What does this mean for Eldorado Gold? Essentially, more uncertainty, which is why its share price is taking a hit today. The Skouries mine is estimated to begin commercial production in 2019, but it's clear that some investors are concerned that this date and the mine's development could be pushed out further.

Related Articles

Now what

Eldorado Gold is in the midst of a pretty sizable transformation that's designed to set it up for longer-term, low-cost growth, and Skouries should play a big role in that.

An underground excavator in a gold mine.

Image source: Getty Images.

Recently, Eldorado announced the sale of its assets in China, which included an 82% interest in the Jinfeng mine and its full interests in White Mountain and Tanjianshan. The move bolstered its balance sheet and allowed the company to focus on its core mines in Greece and Turkey. And earlier this year, the company announced an expected $170 million to $200 million in capital spending for Skouries in 2017, but this figure could be fluid depending on the outcome of its arbitration.

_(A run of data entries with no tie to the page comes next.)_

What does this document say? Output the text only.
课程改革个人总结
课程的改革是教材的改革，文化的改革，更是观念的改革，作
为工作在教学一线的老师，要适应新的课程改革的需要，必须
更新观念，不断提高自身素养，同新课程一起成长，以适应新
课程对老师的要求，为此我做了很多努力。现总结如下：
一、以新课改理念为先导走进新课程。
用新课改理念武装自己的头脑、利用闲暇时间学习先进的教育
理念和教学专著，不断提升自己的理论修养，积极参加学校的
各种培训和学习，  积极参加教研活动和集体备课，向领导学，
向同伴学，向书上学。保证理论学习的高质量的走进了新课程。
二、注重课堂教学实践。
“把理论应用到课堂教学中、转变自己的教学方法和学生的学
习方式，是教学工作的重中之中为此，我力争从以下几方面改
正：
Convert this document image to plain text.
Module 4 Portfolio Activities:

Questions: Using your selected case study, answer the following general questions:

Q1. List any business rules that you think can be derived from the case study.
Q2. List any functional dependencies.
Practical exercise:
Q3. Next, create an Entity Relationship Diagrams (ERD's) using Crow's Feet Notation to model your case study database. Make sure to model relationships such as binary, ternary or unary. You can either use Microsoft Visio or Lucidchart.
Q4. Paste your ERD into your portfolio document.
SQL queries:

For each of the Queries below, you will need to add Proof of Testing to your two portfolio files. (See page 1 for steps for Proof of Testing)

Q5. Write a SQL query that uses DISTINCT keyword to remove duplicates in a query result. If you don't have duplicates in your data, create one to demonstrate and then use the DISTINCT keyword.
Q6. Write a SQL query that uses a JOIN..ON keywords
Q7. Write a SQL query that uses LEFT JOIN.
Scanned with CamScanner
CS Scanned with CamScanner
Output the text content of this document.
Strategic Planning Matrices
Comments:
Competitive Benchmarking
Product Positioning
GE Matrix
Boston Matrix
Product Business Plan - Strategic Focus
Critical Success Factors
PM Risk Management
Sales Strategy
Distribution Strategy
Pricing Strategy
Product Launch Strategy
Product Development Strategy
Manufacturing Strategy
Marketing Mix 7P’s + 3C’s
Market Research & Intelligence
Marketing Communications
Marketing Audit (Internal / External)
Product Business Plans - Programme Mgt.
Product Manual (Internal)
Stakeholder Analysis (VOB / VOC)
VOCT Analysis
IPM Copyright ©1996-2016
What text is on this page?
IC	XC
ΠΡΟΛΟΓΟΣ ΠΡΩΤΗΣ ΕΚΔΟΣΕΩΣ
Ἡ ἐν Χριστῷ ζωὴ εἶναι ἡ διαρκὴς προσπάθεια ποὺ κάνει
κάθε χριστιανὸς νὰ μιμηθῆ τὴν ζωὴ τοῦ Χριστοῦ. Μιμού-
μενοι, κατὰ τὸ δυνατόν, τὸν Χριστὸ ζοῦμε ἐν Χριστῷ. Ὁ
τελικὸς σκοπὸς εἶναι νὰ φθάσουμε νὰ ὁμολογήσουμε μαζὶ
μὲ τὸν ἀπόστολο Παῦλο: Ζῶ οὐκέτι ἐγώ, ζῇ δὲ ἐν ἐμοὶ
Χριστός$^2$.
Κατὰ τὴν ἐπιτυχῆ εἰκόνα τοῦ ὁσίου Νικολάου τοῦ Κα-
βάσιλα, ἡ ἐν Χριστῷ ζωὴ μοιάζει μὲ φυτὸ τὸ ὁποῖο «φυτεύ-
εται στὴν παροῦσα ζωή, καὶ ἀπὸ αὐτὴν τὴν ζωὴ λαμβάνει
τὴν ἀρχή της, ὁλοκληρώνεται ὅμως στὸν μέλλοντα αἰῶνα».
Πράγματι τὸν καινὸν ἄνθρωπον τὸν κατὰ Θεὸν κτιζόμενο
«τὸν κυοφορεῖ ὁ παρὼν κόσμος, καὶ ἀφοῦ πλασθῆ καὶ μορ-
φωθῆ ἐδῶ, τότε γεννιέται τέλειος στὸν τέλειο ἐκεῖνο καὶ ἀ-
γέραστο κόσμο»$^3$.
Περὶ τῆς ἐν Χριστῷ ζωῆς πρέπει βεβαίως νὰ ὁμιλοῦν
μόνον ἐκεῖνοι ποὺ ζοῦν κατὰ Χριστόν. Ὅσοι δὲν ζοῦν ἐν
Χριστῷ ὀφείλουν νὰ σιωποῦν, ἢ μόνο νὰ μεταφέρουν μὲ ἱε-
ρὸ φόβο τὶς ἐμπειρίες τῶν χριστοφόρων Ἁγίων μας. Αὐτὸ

When brought online, Skouries is expected to contribute 3 million ounces of gold and 1.5 billion ounces of copper over a 25-year lifespan. In fact, the copper production alone is expected to push the mine's sustaining and operating cash costs into the negative over its first nine years of operations. The big question is: When will it be online?

The good news here is Eldorado has flipped its net debt position to a net cash position on a year-over-year basis, and it has among the lowest all-in sustaining cost forecasts among gold miners in 2017. While there continues to be disappointment surrounding Skouries, Eldorado is executing well elsewhere, which could make today's dip an intriguing buying opportunity.